Performance. The 1.5 implementation has been benchmarked as being up to twice as fast as Python 1.4. The standard Python benchmark, pystone, is now included in the test package (import test.pystone; test.pystone.main()).

The biggest speed increase is obtained in the dictionary lookup code. It is aided by a better, more uniformly randomizing hash function for string objects, and automatic "string interning" for all identifiers used in a program (this turns string comparisons into more efficient pointer comparisons). Some new dictionary methods make faster code possible if you don't mind changing your program: d.clear(), d.copy(), d.update(), d.get().

Other speed increases include some inlining of common operations and improved flow control in the main loop of the virtual machine.

I/O speed has also been improved. On some platforms (notably Windows) the speed of file.read() (for large files) has improved dramatically by checking the file size and allocating a buffer of that size, instead of extending the buffer a few KB at a time.

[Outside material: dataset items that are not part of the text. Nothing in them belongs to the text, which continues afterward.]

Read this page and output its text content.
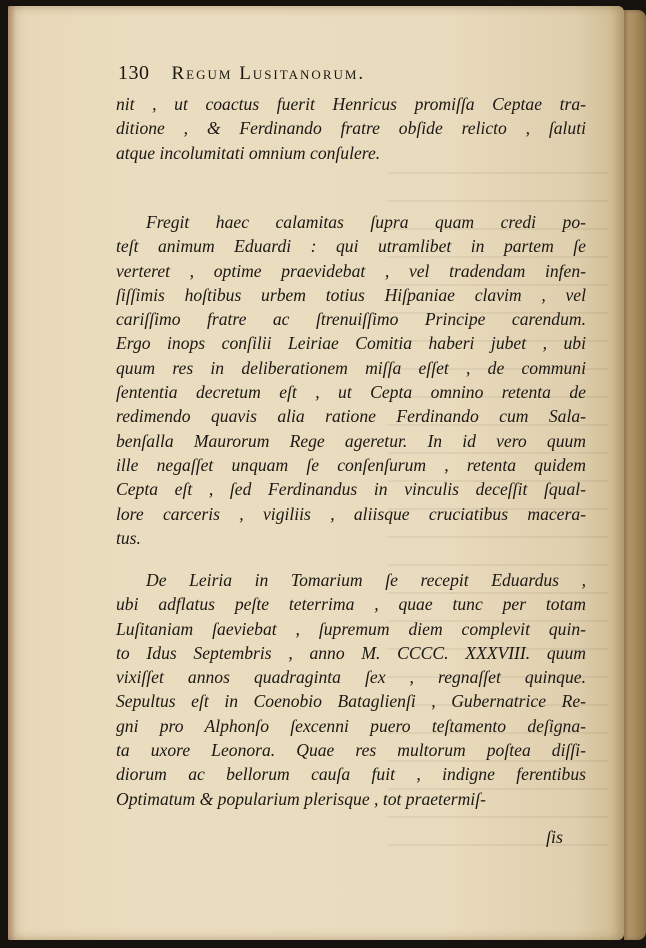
130 Regum Lusitanorum.
nit , ut coactus fuerit Henricus promiſſa Ceptae tra-
ditione , & Ferdinando fratre obſide relicto , ſaluti
atque incolumitati omnium conſulere.
Fregit haec calamitas ſupra quam credi po-
teſt animum Eduardi : qui utramlibet in partem ſe
verteret , optime praevidebat , vel tradendam infen-
ſiſſimis hoſtibus urbem totius Hiſpaniae clavim , vel
cariſſimo fratre ac ſtrenuiſſimo Principe carendum.
Ergo inops conſilii Leiriae Comitia haberi jubet , ubi
quum res in deliberationem miſſa eſſet , de communi
ſententia decretum eſt , ut Cepta omnino retenta de
redimendo quavis alia ratione Ferdinando cum Sala-
benſalla Maurorum Rege ageretur. In id vero quum
ille negaſſet unquam ſe conſenſurum , retenta quidem
Cepta eſt , ſed Ferdinandus in vinculis deceſſit ſqual-
lore carceris , vigiliis , aliisque cruciatibus macera-
tus.
De Leiria in Tomarium ſe recepit Eduardus ,
ubi adflatus peſte teterrima , quae tunc per totam
Luſitaniam ſaeviebat , ſupremum diem complevit quin-
to Idus Septembris , anno M. CCCC. XXXVIII. quum
vixiſſet annos quadraginta ſex , regnaſſet quinque.
Sepultus eſt in Coenobio Bataglienſi , Gubernatrice Re-
gni pro Alphonſo ſexcenni puero teſtamento deſigna-
ta uxore Leonora. Quae res multorum poſtea diſſi-
diorum ac bellorum cauſa fuit , indigne ferentibus
Optimatum & popularium plerisque , tot praetermiſ-
ſis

Miscellaneous. The default module search path is chosen much more intelligently, so that a binary distribution for UNIX no longer requires a fixed installation directory. There are also provisions for site additions to the path without recompilation.

If you are embedding Python in an application of your own, you will appreciate the vastly simplified linking process -- everything is now in a single library. There's also much improved support for nonPython threads, multiple interpreters, and explicit finalization and reinitialization of the interpreter.

For those of us who like to read the source, the code now uses a uniform naming scheme (the "Great Renaming") wherein all names have a "Py" prefix. For example, the function known as getListitem() is now called PyList.GetItem().